Un virus représentant un nouveau danger potentiel de transmission de maladies singe-homme, lié à la chasse en Afrique, vient d'être identifié par une équipe de chercheurs américano-camerounaise, annonce la revue Lancet à paraître samedi.
Au terme d'une enquête de terrain effectuée au Cameroun au sein de neuf communautés rurales, Nathan Wolfe, de l'Université Johns Hopkins à Baltimore (Etats-Unis) et ses collègues ont constaté que sur 1.800 personnes examinées, 1.100 avaient été en contact avec du sang ou d'autres fluides corporels et qu'un pour cent d'entre elles (dix individus) présentaient des anticorps à ce virus, appelé "spumavirus" ou, dans le jargon scientifique, "virus foamy du singe" (simian foamy virus/SFV).
Découverts il y a une cinquantaine d'années, les spumavirus sont des rétrovirus retrouvés chez la plupart des primates non-humains, de même que chez les chats et les bovins. Ils ne sont pas pathogènes (ne causent aucune maladie), mais des cas de séropositivité ont été signalés chez des animaliers s'occupant de singes en parc zoologique. Les analyses pratiquées sur les personnes infectées au Cameroun a montré que celles-ci avaient été en contact avec trois espèces de primates (gorilles, mandrills et cercopithèques de Brazza).

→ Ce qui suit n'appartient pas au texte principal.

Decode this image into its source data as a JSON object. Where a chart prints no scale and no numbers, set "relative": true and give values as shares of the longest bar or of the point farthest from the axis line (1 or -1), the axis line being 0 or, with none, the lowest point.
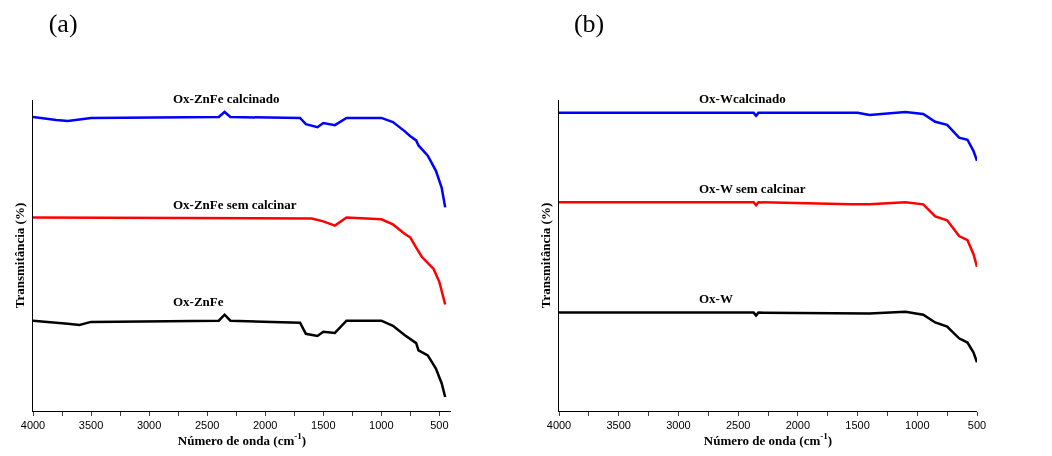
{
  "chart_data": [
    {
      "type": "line",
      "title": "(a)",
      "xlabel": "Número de onda (cm$^{-1}$)",
      "ylabel": "Transmitância (%)",
      "relative": true,
      "xlim": [
        4000,
        400
      ],
      "xticks": [
        4000,
        {
          "value": 3750,
          "label": null
        },
        3500,
        {
          "value": 3250,
          "label": null
        },
        3000,
        {
          "value": 2750,
          "label": null
        },
        2500,
        {
          "value": 2250,
          "label": null
        },
        2000,
        {
          "value": 1750,
          "label": null
        },
        1500,
        {
          "value": 1250,
          "label": null
        },
        1000,
        {
          "value": 750,
          "label": null
        },
        500
      ],
      "grid": false,
      "legend": false,
      "line_style": "solid",
      "marker": "none",
      "series": [
        {
          "name": "Ox-ZnFe calcinado",
          "color": "#0000ff",
          "x": [
            4000,
            3800,
            3700,
            3500,
            2400,
            2350,
            2300,
            1700,
            1650,
            1550,
            1500,
            1400,
            1300,
            1000,
            900,
            800,
            750,
            700,
            680,
            600,
            530,
            480,
            450
          ],
          "values": [
            0.983,
            0.973,
            0.97,
            0.98,
            0.983,
            1.0,
            0.983,
            0.98,
            0.959,
            0.949,
            0.963,
            0.956,
            0.98,
            0.98,
            0.966,
            0.936,
            0.919,
            0.905,
            0.888,
            0.854,
            0.803,
            0.746,
            0.681
          ]
        },
        {
          "name": "Ox-ZnFe sem calcinar",
          "color": "#ff0000",
          "x": [
            4000,
            1600,
            1500,
            1400,
            1300,
            1000,
            900,
            800,
            750,
            700,
            650,
            550,
            500,
            450
          ],
          "values": [
            0.647,
            0.644,
            0.634,
            0.62,
            0.647,
            0.641,
            0.624,
            0.593,
            0.58,
            0.546,
            0.515,
            0.475,
            0.431,
            0.356
          ]
        },
        {
          "name": "Ox-ZnFe",
          "color": "#000000",
          "x": [
            4000,
            3700,
            3600,
            3500,
            2400,
            2350,
            2300,
            1700,
            1650,
            1550,
            1500,
            1400,
            1300,
            1000,
            900,
            800,
            700,
            680,
            600,
            530,
            480,
            450
          ],
          "values": [
            0.302,
            0.292,
            0.288,
            0.298,
            0.302,
            0.322,
            0.302,
            0.295,
            0.258,
            0.251,
            0.265,
            0.261,
            0.302,
            0.302,
            0.285,
            0.254,
            0.227,
            0.203,
            0.186,
            0.142,
            0.092,
            0.047
          ]
        }
      ]
    },
    {
      "type": "line",
      "title": "(b)",
      "xlabel": "Número de onda (cm$^{-1}$)",
      "ylabel": "Transmitância (%)",
      "relative": true,
      "xlim": [
        4000,
        500
      ],
      "xticks": [
        4000,
        {
          "value": 3750,
          "label": null
        },
        3500,
        {
          "value": 3250,
          "label": null
        },
        3000,
        {
          "value": 2750,
          "label": null
        },
        2500,
        {
          "value": 2250,
          "label": null
        },
        2000,
        {
          "value": 1750,
          "label": null
        },
        1500,
        {
          "value": 1250,
          "label": null
        },
        1000,
        {
          "value": 750,
          "label": null
        },
        500
      ],
      "grid": false,
      "legend": false,
      "line_style": "solid",
      "marker": "none",
      "series": [
        {
          "name": "Ox-Wcalcinado",
          "color": "#0000ff",
          "x": [
            4000,
            2370,
            2350,
            2330,
            1500,
            1400,
            1100,
            950,
            850,
            750,
            650,
            580,
            530,
            500
          ],
          "values": [
            0.997,
            0.997,
            0.987,
            0.997,
            0.997,
            0.99,
            1.0,
            0.993,
            0.967,
            0.957,
            0.914,
            0.907,
            0.87,
            0.837
          ]
        },
        {
          "name": "Ox-W sem calcinar",
          "color": "#ff0000",
          "x": [
            4000,
            2370,
            2350,
            2330,
            1550,
            1400,
            1100,
            950,
            850,
            750,
            650,
            580,
            530,
            500
          ],
          "values": [
            0.698,
            0.698,
            0.688,
            0.698,
            0.691,
            0.691,
            0.698,
            0.691,
            0.651,
            0.638,
            0.585,
            0.571,
            0.525,
            0.482
          ]
        },
        {
          "name": "Ox-W",
          "color": "#000000",
          "x": [
            4000,
            2370,
            2350,
            2330,
            1400,
            1100,
            950,
            850,
            750,
            650,
            580,
            530,
            500
          ],
          "values": [
            0.329,
            0.329,
            0.319,
            0.329,
            0.326,
            0.332,
            0.322,
            0.296,
            0.282,
            0.243,
            0.229,
            0.196,
            0.163
          ]
        }
      ]
    }
  ]
}
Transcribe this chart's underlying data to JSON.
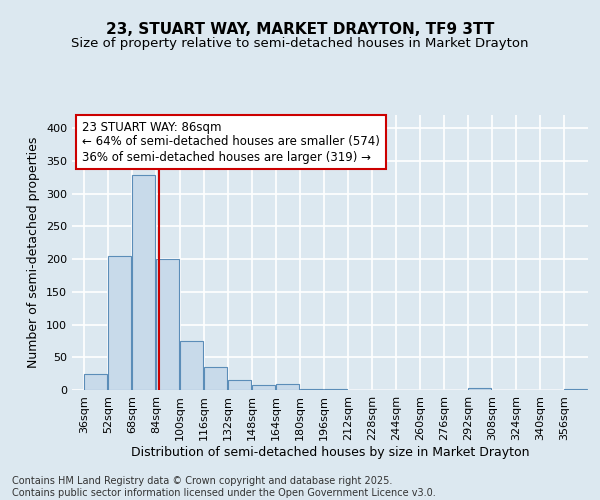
{
  "title": "23, STUART WAY, MARKET DRAYTON, TF9 3TT",
  "subtitle": "Size of property relative to semi-detached houses in Market Drayton",
  "xlabel": "Distribution of semi-detached houses by size in Market Drayton",
  "ylabel": "Number of semi-detached properties",
  "bar_heights": [
    25,
    205,
    328,
    200,
    75,
    35,
    15,
    8,
    9,
    2,
    1,
    0,
    0,
    0,
    0,
    0,
    3,
    0,
    0,
    0,
    2
  ],
  "bin_starts": [
    36,
    52,
    68,
    84,
    100,
    116,
    132,
    148,
    164,
    180,
    196,
    212,
    228,
    244,
    260,
    276,
    292,
    308,
    324,
    340,
    356
  ],
  "bin_width": 16,
  "bar_color": "#c8daea",
  "bar_edge_color": "#5b8db8",
  "property_size": 86,
  "vline_color": "#cc0000",
  "annotation_line1": "23 STUART WAY: 86sqm",
  "annotation_line2": "← 64% of semi-detached houses are smaller (574)",
  "annotation_line3": "36% of semi-detached houses are larger (319) →",
  "annotation_box_color": "#ffffff",
  "annotation_box_edge": "#cc0000",
  "ylim": [
    0,
    420
  ],
  "xlim": [
    28,
    372
  ],
  "title_fontsize": 11,
  "subtitle_fontsize": 9.5,
  "label_fontsize": 9,
  "tick_fontsize": 8,
  "annotation_fontsize": 8.5,
  "footer_text": "Contains HM Land Registry data © Crown copyright and database right 2025.\nContains public sector information licensed under the Open Government Licence v3.0.",
  "footer_fontsize": 7,
  "figure_bg_color": "#dce8f0",
  "axes_bg_color": "#dce8f0",
  "grid_color": "#ffffff",
  "yticks": [
    0,
    50,
    100,
    150,
    200,
    250,
    300,
    350,
    400
  ]
}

Ce contact a été établi non pas par la consommation de ce qu'on appelle en Afrique "viande de brousse", mais par une infection subie lors de la manipulation de carcasses d'animaux abattus ou suite à une morsure provoquée par un singe blessé. Le sida ainsi que la fièvre hémorragique dite d'Ebola ont cette origine.
"Nos résultats prouvent, résume Nathan Wolfe, que les rétrovirus se croisent activement dans les populations humaines, et démontrent que les habitants d'Afrique centrale sont actuellement atteints de SFV. Les contacts avec les primates non-humains, qui se produisent pendant la chasse et l'abattage de ces animaux, peuvent donc jouer un rôle dans l'apparition de rétrovirus humains. La réduction de la chasse de viande de brousse permettrait de réduire la fréquence de l'apparition de maladies".
"Cette découverte ne constitue absolument pas l'annonce d'une nouvelle épidémie", a insisté Martine Peeters, de l'Institut de recherche pour le développement (IRD) à Montpellier, interrogée par l'AFP. "Mais étant donné que le temps d'incubation de ces virus est très long, il faut être vigilant", a ajouté cette spécialiste des maladies émergentes.